Among the examples are the Operational Plan for the Manila Bay Coastal Strategy, adopted by the Manila Bay Project Coordination Committee (PCC) and the Philippine Department of Environment and Natural Resources, which set the stage for the development and implementation of the World Bank/GEF Manila Third Sewerage Project with a grant of $5 million and loans amounting to $67 million.

In PR China, the findings on the Total Load Study of Sewage Discharged into Bohai Sea served as the rationale for the Blue Sea Action Plan (2001–2010), which has a financial commitment of over $6 billion. The Plan entails the construction of three new sewage treatment plants in Shenyang, Liaoning Province, providing treatment capacity for one million tons/day of municipal sewage. In Fujian, the radical improvements brought about by the cleanup and rehabilitation of Xiamen's Yuan Dang Lagoon inspired the provincial government to invest RMB3 billion ($395 million) in water pollution control and ecological management, resulting in substantial reductions in total discharge of pollutants in the basin.

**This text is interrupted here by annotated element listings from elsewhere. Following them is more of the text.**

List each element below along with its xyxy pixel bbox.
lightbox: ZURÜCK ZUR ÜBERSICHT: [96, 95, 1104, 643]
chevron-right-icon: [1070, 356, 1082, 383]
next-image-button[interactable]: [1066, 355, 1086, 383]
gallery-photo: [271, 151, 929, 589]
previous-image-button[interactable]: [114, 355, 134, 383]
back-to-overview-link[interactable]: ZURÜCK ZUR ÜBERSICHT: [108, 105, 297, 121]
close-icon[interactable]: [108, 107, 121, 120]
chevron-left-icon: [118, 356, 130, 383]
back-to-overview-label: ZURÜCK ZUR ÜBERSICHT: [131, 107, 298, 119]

Grassroots, or 'bottom-up' action from local communities are also important and can often help solve difficult problems with simple actions. A pilot implementation for community-based solid waste management project in Sihanoukville, Cambodia, provided an initial step to involve local communities in solid waste management. Supported through the ICM Project in the area, the municipal government, the Ministry of Environment and the Commune Council, worked with community members and the CINTRI Waste Company to reduce the volume of stockpiled domestic wastes. The project fostered improved local capacity to deal with solid wastes through training, awareness campaigns, and household involvement in cleanup and waste segregation. The project also fostered greater cohesion among neighboring families and established a strong alliance between the community and the private sector company, both of which resulted in a greater appreciation of each party on their respective roles in improving community sanitation and promoting waste management as an economic opportunity for the village. Learning from the experience of the pilot implementation, the project is now being scaled up to cover 1,155 families in the entire Sangkat (Commune). Part of the scaling up process includes beefing up the revolving fund component of the project to create a self-sustaining mechanism for the project in the long run.